C’est un assez mauvais calcul à moyen terme. Parce que les tensions créées par les déséquilibres grandissants et cumulés finissent toujours par exploser, violemment, sans que jamais il ne soit possible de prévoir où, quand, comment et pourquoi. Mais bon, tant que la peur réussit à maintenir de force ce que la libre adhésion consolidait en des temps plus rieurs, pour les quelques margoulins qui ont décidé de tout garder pour eux, ce sont plutôt des temps intéressants que nous vivons!
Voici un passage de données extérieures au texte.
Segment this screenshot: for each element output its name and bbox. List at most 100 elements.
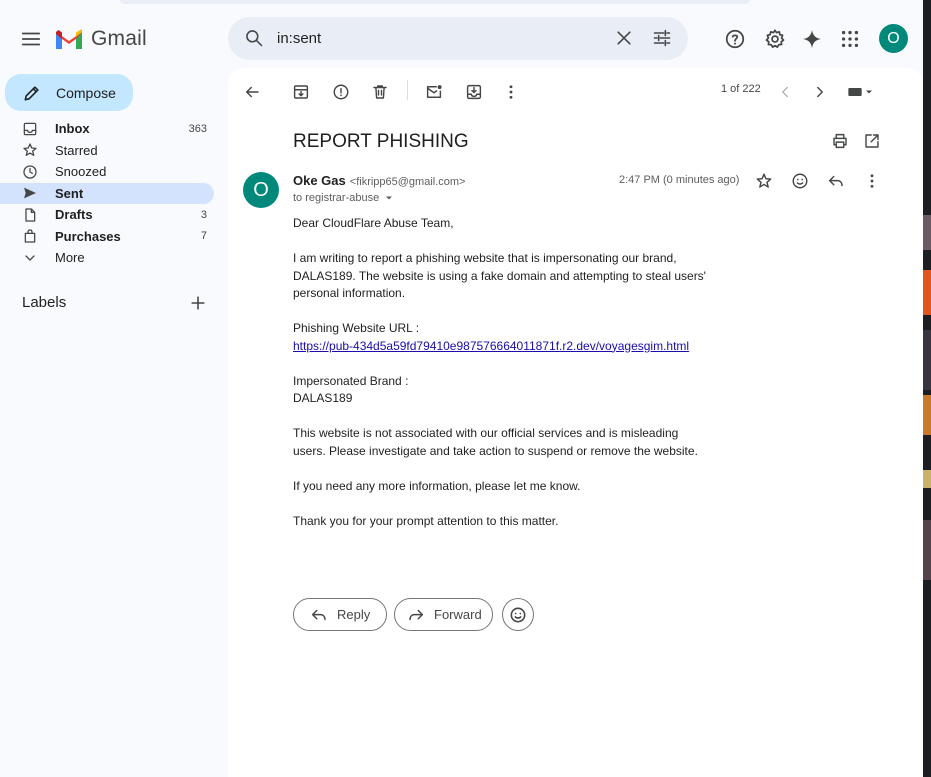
help-button[interactable] — [720, 24, 750, 54]
more-vert-icon — [502, 83, 520, 101]
recipient-line[interactable]: to registrar-abuse — [293, 192, 395, 204]
sidebar-item-more[interactable]: More — [0, 247, 214, 269]
delete-button[interactable] — [368, 80, 392, 104]
older-button[interactable] — [808, 80, 832, 104]
sender-avatar-initial: O — [253, 178, 269, 201]
emoji-icon — [508, 605, 528, 625]
gmail-logo[interactable]: Gmail — [55, 27, 147, 51]
reply-button[interactable] — [824, 169, 848, 193]
sender-name[interactable]: Oke Gas — [293, 173, 346, 188]
sidebar-item-purchases[interactable]: Purchases 7 — [0, 226, 214, 248]
more-vert-icon — [863, 172, 881, 190]
sidebar-item-sent[interactable]: Sent — [0, 182, 214, 204]
url-label: Phishing Website URL : — [293, 321, 420, 335]
search-icon[interactable] — [244, 28, 264, 48]
wallpaper-strip — [923, 470, 931, 488]
labels-heading: Labels — [22, 294, 67, 311]
email-subject: REPORT PHISHING — [293, 131, 469, 152]
sidebar-nav: Inbox 363 Starred Snoozed Sent Drafts 3 … — [0, 118, 214, 269]
sidebar-item-starred[interactable]: Starred — [0, 140, 214, 162]
plus-icon[interactable] — [188, 293, 208, 313]
message-more-button[interactable] — [860, 169, 884, 193]
apps-button[interactable] — [835, 24, 865, 54]
sidebar-item-label: Sent — [55, 185, 84, 201]
clock-icon — [22, 164, 38, 180]
app-name: Gmail — [91, 27, 147, 50]
search-bar[interactable] — [228, 17, 688, 60]
tune-icon[interactable] — [652, 28, 672, 48]
sidebar-item-count: 363 — [188, 122, 207, 135]
add-reaction-button[interactable] — [788, 169, 812, 193]
trash-icon — [371, 83, 389, 101]
url-block: Phishing Website URL : https://pub-434d5… — [293, 320, 713, 355]
open-in-new-icon — [863, 132, 881, 150]
open-new-window-button[interactable] — [860, 129, 884, 153]
wallpaper-strip — [923, 330, 931, 390]
report-icon — [332, 83, 350, 101]
compose-label: Compose — [56, 84, 116, 101]
more-options-button[interactable] — [499, 80, 523, 104]
email-paragraph: If you need any more information, please… — [293, 478, 581, 493]
dropdown-arrow-icon[interactable] — [383, 192, 395, 204]
gmail-m-icon — [56, 29, 82, 49]
move-to-button[interactable] — [462, 80, 486, 104]
archive-icon — [292, 83, 310, 101]
sidebar-item-label: Purchases — [55, 228, 121, 244]
bag-icon — [22, 228, 38, 244]
back-button[interactable] — [240, 80, 264, 104]
email-view: 1 of 222 REPORT PHISHING O Oke Gas <fikr… — [228, 68, 923, 777]
print-button[interactable] — [828, 129, 852, 153]
settings-button[interactable] — [760, 24, 790, 54]
star-button[interactable] — [752, 169, 776, 193]
report-spam-button[interactable] — [329, 80, 353, 104]
forward-pill-button[interactable]: Forward — [394, 598, 493, 631]
close-icon[interactable] — [614, 28, 634, 48]
forward-icon — [407, 606, 425, 624]
brand-block: Impersonated Brand : DALAS189 — [293, 373, 713, 408]
email-body: Dear CloudFlare Abuse Team, I am writing… — [293, 215, 713, 548]
sparkle-icon — [801, 28, 823, 50]
mark-unread-button[interactable] — [422, 80, 446, 104]
main-menu-button[interactable] — [14, 22, 48, 56]
chevron-left-icon — [776, 83, 794, 101]
pencil-icon — [22, 83, 42, 103]
apps-icon — [839, 28, 861, 50]
brand-value: DALAS189 — [293, 391, 353, 405]
pager-text: 1 of 222 — [721, 83, 761, 95]
send-icon — [22, 185, 38, 201]
newer-button[interactable] — [773, 80, 797, 104]
gear-icon — [764, 28, 786, 50]
input-tools-button[interactable] — [844, 80, 878, 104]
sidebar-item-count: 3 — [200, 208, 207, 221]
inbox-icon — [22, 121, 38, 137]
sender-avatar[interactable]: O — [243, 172, 279, 208]
desktop-edge — [923, 0, 931, 777]
compose-button[interactable]: Compose — [5, 74, 133, 111]
sidebar-item-label: Starred — [55, 142, 98, 158]
email-closing: Thank you for your prompt attention to t… — [293, 513, 559, 528]
reply-icon — [827, 172, 845, 190]
email-greeting: Dear CloudFlare Abuse Team, — [293, 216, 454, 230]
phishing-url-link[interactable]: https://pub-434d5a59fd79410e987576664011… — [293, 339, 689, 353]
wallpaper-strip — [923, 520, 931, 580]
archive-button[interactable] — [289, 80, 313, 104]
search-input[interactable] — [277, 25, 597, 52]
sidebar-item-inbox[interactable]: Inbox 363 — [0, 118, 214, 140]
account-avatar[interactable]: O — [879, 24, 908, 53]
sidebar-item-snoozed[interactable]: Snoozed — [0, 161, 214, 183]
gemini-button[interactable] — [797, 24, 827, 54]
email-paragraph: I am writing to report a phishing websit… — [293, 251, 706, 300]
sidebar-item-count: 7 — [200, 230, 207, 243]
forward-label: Forward — [434, 607, 482, 622]
wallpaper-strip — [923, 395, 931, 435]
draft-icon — [22, 207, 38, 223]
sender-email: <fikripp65@gmail.com> — [349, 176, 466, 188]
chevron-right-icon — [811, 83, 829, 101]
menu-icon — [20, 28, 42, 50]
emoji-reaction-button[interactable] — [502, 598, 534, 631]
sidebar-item-drafts[interactable]: Drafts 3 — [0, 204, 214, 226]
reply-pill-button[interactable]: Reply — [293, 598, 387, 631]
arrow-back-icon — [243, 83, 261, 101]
wallpaper-strip — [923, 215, 931, 250]
star-icon — [22, 142, 38, 158]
En attendant le bon gros retour de balancier, je sens juste la pression interne qui monte. La frustration intense d’avoir tant que choses à faire, à créer, et si peu de possibilités d’y parvenir. La colère d’être finalement reléguée, non pas à la marge du système, ce qui sous-tendrait l’idée intéressante qu’il est possible de vivre en dehors, mais dans son cul de basse-fosse, à devoir déployer des efforts démesurés pour juste gratter quelques miettes de survie. Dépendre sans cesse du bon vouloir des dominants, être sanctionnée immédiatement quand on n’a pas l’heur de leur plaire.
Commencer à comprendre ceux qui ont cessé de faire semblant, ceux qui sont en rupture de ban, ceux qui ont cessé d’implorer, de supplier, de quémander et qui ont décidé d’aller directement se servir.

Et quand des gens aussi convaincus que moi de la supériorité de la société sur la jungle en viennent à penser que notre contrat social ne vaut même pas le papier cul sur lequel il aurait pu être imprimé, c’est que, finalement, l’heure de la délivrance n’est peut-être plus très loin.